By Prashant Sood
New Delhi, March 11 (IANS) The schedule of Lok Sabha elections announced on Sunday has provided the Bharatiya Janata Party an opportunity to run concerted campaigns in some of the crucial states it is trying to expand or is facing tough contests. The party, however, also faces challenge of sustaining its narrative on national security till the end of the seven-phased election that begins on April 11.
For the Congress, which is short on resources, the long campaign poses its own challenges: it requires to make more strenuous efforts to build its narrative on unemployment, farm distress and Modi government's unfulfilled promises in the face of perception that the air strikes on a terror base camp in Pakistan has altered the poll narrative.
The Congress' best hopes are in the states its rules - Punjab, Chhattisgarh, Rajasthan and Madhya Pradesh. It is also expecting to improve its performance significantly in Uttar Pradesh due to appointment of Priyanka Gandhi Vadra as general secretary in-charge of eastern Uttar Pradesh.
The party also has good hopes in Maharashtra and Bihar, where the opposition alliance is likely to formalised in the next few days as also in Jharkhand and Tamil Nadu, where the alliances have been sealed. It is also expecting a turnaround in Haryana and improve its performance in Uttarakhand, Himachal Pradesh and northeastern states.

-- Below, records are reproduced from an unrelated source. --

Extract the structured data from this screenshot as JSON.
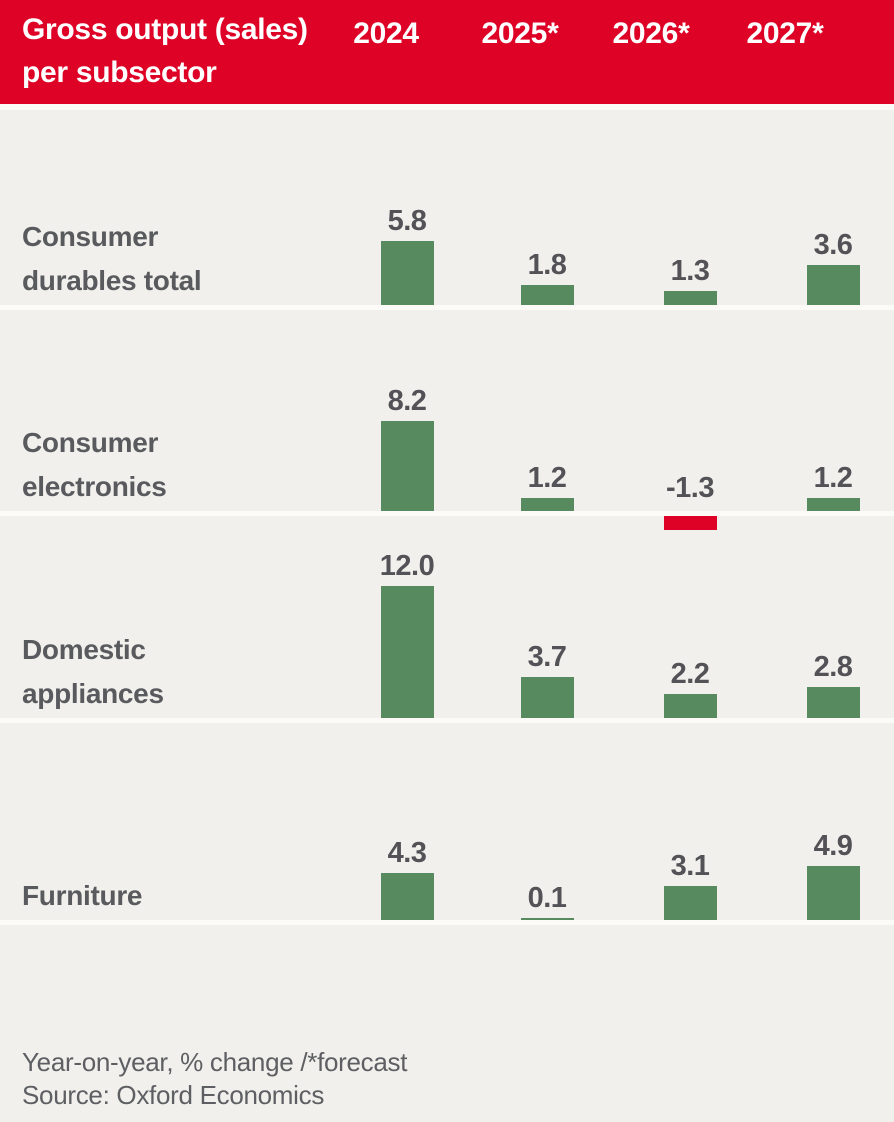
{
  "header": {
    "title": "Gross output (sales)\nper subsector"
  },
  "footer": {
    "note": "Year-on-year, % change /*forecast",
    "source": "Source: Oxford Economics"
  },
  "colors": {
    "header_background": "#dd0226",
    "positive_bar": "#588a60",
    "negative_bar": "#dd0226",
    "chart_background": "#f1f0ec"
  },
  "chart_data": {
    "type": "bar",
    "title": "Gross output (sales) per subsector",
    "value_note": "Year-on-year, % change /*forecast",
    "source": "Source: Oxford Economics",
    "categories": [
      "2024",
      "2025*",
      "2026*",
      "2027*"
    ],
    "series": [
      {
        "name": "Consumer durables total",
        "label_lines": "Consumer\ndurables total",
        "values": [
          5.8,
          1.8,
          1.3,
          3.6
        ]
      },
      {
        "name": "Consumer electronics",
        "label_lines": "Consumer\nelectronics",
        "values": [
          8.2,
          1.2,
          -1.3,
          1.2
        ]
      },
      {
        "name": "Domestic appliances",
        "label_lines": "Domestic\nappliances",
        "values": [
          12.0,
          3.7,
          2.2,
          2.8
        ]
      },
      {
        "name": "Furniture",
        "label_lines": "Furniture",
        "values": [
          4.3,
          0.1,
          3.1,
          4.9
        ]
      }
    ],
    "legend": "none",
    "grid": "off",
    "bar_color_positive": "#588a60",
    "bar_color_negative": "#dd0226"
  }
}
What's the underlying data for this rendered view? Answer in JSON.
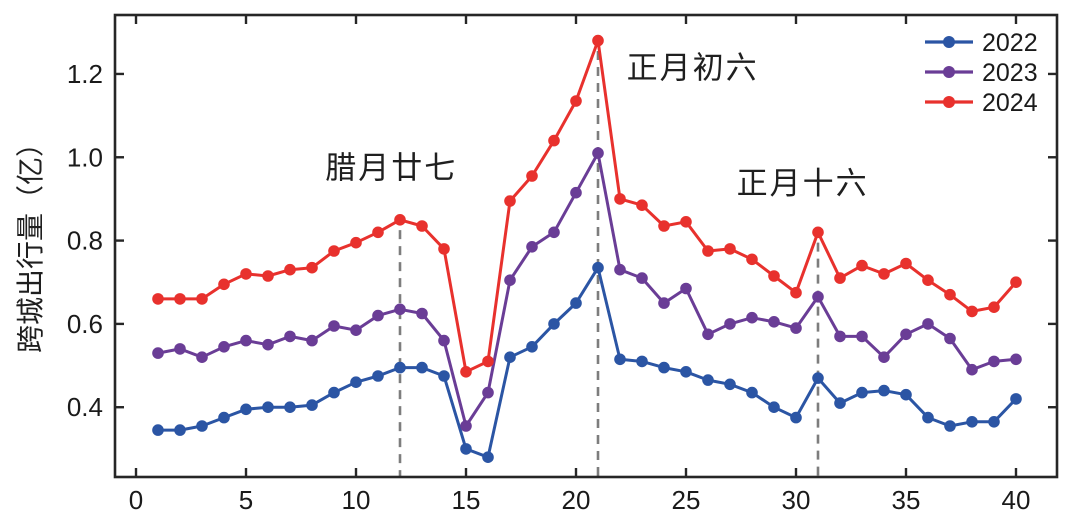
{
  "figure": {
    "background": "#ffffff",
    "axis_color": "#262626",
    "tick_label_color": "#1a1a1a",
    "annotation_color": "#1f1f1f",
    "dashed_line_color": "#7d7d7d"
  },
  "chart_data": {
    "type": "line",
    "title": "",
    "xlabel": "",
    "ylabel": "跨城出行量（亿）",
    "x": [
      1,
      2,
      3,
      4,
      5,
      6,
      7,
      8,
      9,
      10,
      11,
      12,
      13,
      14,
      15,
      16,
      17,
      18,
      19,
      20,
      21,
      22,
      23,
      24,
      25,
      26,
      27,
      28,
      29,
      30,
      31,
      32,
      33,
      34,
      35,
      36,
      37,
      38,
      39,
      40
    ],
    "series": [
      {
        "name": "2022",
        "color": "#2b55a4",
        "values": [
          0.345,
          0.345,
          0.355,
          0.375,
          0.395,
          0.4,
          0.4,
          0.405,
          0.435,
          0.46,
          0.475,
          0.495,
          0.495,
          0.475,
          0.3,
          0.28,
          0.52,
          0.545,
          0.6,
          0.65,
          0.735,
          0.515,
          0.51,
          0.495,
          0.485,
          0.465,
          0.455,
          0.435,
          0.4,
          0.375,
          0.47,
          0.41,
          0.435,
          0.44,
          0.43,
          0.375,
          0.355,
          0.365,
          0.365,
          0.42
        ]
      },
      {
        "name": "2023",
        "color": "#6a3d96",
        "values": [
          0.53,
          0.54,
          0.52,
          0.545,
          0.56,
          0.55,
          0.57,
          0.56,
          0.595,
          0.585,
          0.62,
          0.635,
          0.625,
          0.56,
          0.355,
          0.435,
          0.705,
          0.785,
          0.82,
          0.915,
          1.01,
          0.73,
          0.71,
          0.65,
          0.685,
          0.575,
          0.6,
          0.615,
          0.605,
          0.59,
          0.665,
          0.57,
          0.57,
          0.52,
          0.575,
          0.6,
          0.565,
          0.49,
          0.51,
          0.515
        ]
      },
      {
        "name": "2024",
        "color": "#e8312d",
        "values": [
          0.66,
          0.66,
          0.66,
          0.695,
          0.72,
          0.715,
          0.73,
          0.735,
          0.775,
          0.795,
          0.82,
          0.85,
          0.835,
          0.78,
          0.485,
          0.51,
          0.895,
          0.955,
          1.04,
          1.135,
          1.28,
          0.9,
          0.885,
          0.835,
          0.845,
          0.775,
          0.78,
          0.755,
          0.715,
          0.675,
          0.82,
          0.71,
          0.74,
          0.72,
          0.745,
          0.705,
          0.67,
          0.63,
          0.64,
          0.7
        ]
      }
    ],
    "xticks": [
      "0",
      "5",
      "10",
      "15",
      "20",
      "25",
      "30",
      "35",
      "40"
    ],
    "xtick_values": [
      0,
      5,
      10,
      15,
      20,
      25,
      30,
      35,
      40
    ],
    "yticks": [
      "0.4",
      "0.6",
      "0.8",
      "1.0",
      "1.2"
    ],
    "ytick_values": [
      0.4,
      0.6,
      0.8,
      1.0,
      1.2
    ],
    "xlim": [
      -0.955,
      41.864
    ],
    "ylim": [
      0.2325,
      1.3415
    ],
    "grid": false,
    "legend": {
      "position": "top-right",
      "entries": [
        {
          "label": "2022",
          "color": "#2b55a4"
        },
        {
          "label": "2023",
          "color": "#6a3d96"
        },
        {
          "label": "2024",
          "color": "#e8312d"
        }
      ]
    },
    "annotations": [
      {
        "text": "腊月廿七",
        "x": 11.6,
        "y": 0.975
      },
      {
        "text": "正月初六",
        "x": 25.3,
        "y": 1.215
      },
      {
        "text": "正月十六",
        "x": 30.3,
        "y": 0.938
      }
    ],
    "dashed_lines": [
      {
        "x": 12,
        "y_top": 0.825
      },
      {
        "x": 21,
        "y_top": 1.255
      },
      {
        "x": 31,
        "y_top": 0.795
      }
    ]
  }
}
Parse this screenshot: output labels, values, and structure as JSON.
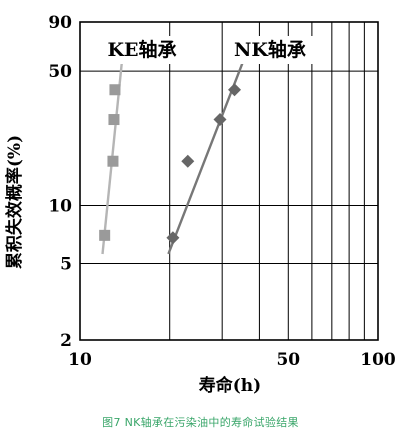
{
  "caption": "图7 NK轴承在污染油中的寿命试验结果",
  "chart_data": {
    "type": "scatter",
    "xscale": "log",
    "yscale": "log",
    "xlim": [
      10,
      100
    ],
    "ylim": [
      2,
      90
    ],
    "xlabel": "寿命(h)",
    "ylabel": "累积失效概率(%)",
    "x_ticks": [
      10,
      50,
      100
    ],
    "y_ticks": [
      2,
      5,
      10,
      50,
      90
    ],
    "x_grid": [
      10,
      20,
      30,
      40,
      50,
      60,
      70,
      80,
      90,
      100
    ],
    "y_grid": [
      5,
      10,
      50
    ],
    "grid": true,
    "series": [
      {
        "name": "KE轴承",
        "marker": "square",
        "color": "#9a9a9a",
        "line_color": "#b5b5b5",
        "points": [
          [
            12.1,
            7
          ],
          [
            12.9,
            17
          ],
          [
            13.0,
            28
          ],
          [
            13.1,
            40
          ],
          [
            13.8,
            62
          ]
        ],
        "fit": [
          [
            11.9,
            5.6
          ],
          [
            14.0,
            68
          ]
        ]
      },
      {
        "name": "NK轴承",
        "marker": "diamond",
        "color": "#666666",
        "line_color": "#777777",
        "points": [
          [
            20.5,
            6.8
          ],
          [
            23.0,
            17
          ],
          [
            29.5,
            28
          ],
          [
            33.0,
            40
          ],
          [
            33.5,
            62
          ]
        ],
        "fit": [
          [
            19.8,
            5.6
          ],
          [
            37.0,
            68
          ]
        ]
      }
    ]
  }
}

Punjab will go to the polls in the last and seventh phase on May 19, Bihar and Uttar Pradesh will see polling across all seven phases from April 11 to May 19, Himachal Pradesh will go to the polls in the last phase on May 19 and Haryana and Delhi in the penultimate phase on May 12.
Madhya Pradesh and Jharkhand will have a four-phased election which will end with the last phase on May 19. The two-phase election in Rajasthan, where BJP had won all the seats in 2014, will also be held in the fifth (May 6) and the seventh and last phase (May 19).
Maharashtra will go for election in the first four phases - April 11, 18, 23 and 29 - and Chhattisgarh in the first three phases.
Gujarat, where too the BJP had got a clean sweep in 2014, will go to the polls in the third phase (April 23). Uttarakhand will see polling in the first phase on April 11.
The schedule shows that in all the states where the Congress is hoping to do well, it will have to sustain a long and hard campaign. It will need to carefully plan rallies of party chief Rahul Gandhi.
The BJP has time to plan its campaign in Hindi heartland states where it had done very well in the 2014 campaign but faces challenges due to anti-incumbency and the Congress gaining ground. The party has already started building on its narrative "nationalism", national security and speed of governance but the challenge remains to sustain it in the face of opposition's campaign on bread and butter issues like unemployment and agrarian problems.
BJP leaders have been referring to the air strikes on a terror camp in Pakistan last month as also surgical strikes of 2016 to portray the Modi government as strong and decisive compared to Congress led UPA on the issue of fighting terror from Pakistan-based groups. The narrative is being led by Prime Minister Narendra Modi.
The BJP can carefully plan its campaign in Bihar, Uttar Pradesh and West Bengal which have seven-phased elections. It can also do so in Odisha which will have a four-phased election. This is the first time that Odisha will have multi-phased elections. These four states together account for one-third of the Lok Sabha seats.
In UP, which has 80 Lok Sabha seats and where the BJP in 2014 won 71 seats on its own (two were won by its ally Apna Dal), the party faces combined challenge of the Samajwadi Party, the Bahujan Samaj Party and the Rashtriya Lok Dal.
In Bihar that elects 40 MPs, the ruling alliance of the BJP-Janata Dal-United and the Lok Janshakti Party faces a tough contest with a combined opposition that includes Rashtriya Janata Dal, Congress, Rashtriya Lok Samata Party and Hindustani Awami Morcha.
The BJP has been focusing on West Bengal to emerge as the main opponent of the ruling Trinamool Congress. The party is hoping to improve its performance beyond the two Lok Sabha seats that it won in the state in 2014.
Odisha (21 seats) is another state where the BJP has been making serious efforts to gain ground. The Congress has not been able to put up a strong fight over the past few elections against the ruling Biju Janata Dal (BJD).
The BJP hopes good performance in West Bengal and Odisha will help it compensate for losses in the Hindi heartland states where it performed remarkably well in the last Lok Sabha elections. Three of these -- Madhya Pradesh, Chhattisgarh and Rajasthan -- are now ruled by the Congress.
Two other states where BJP is trying to expand its footprint -- Kerala and Tamil Nadu -- will have a single-phased election.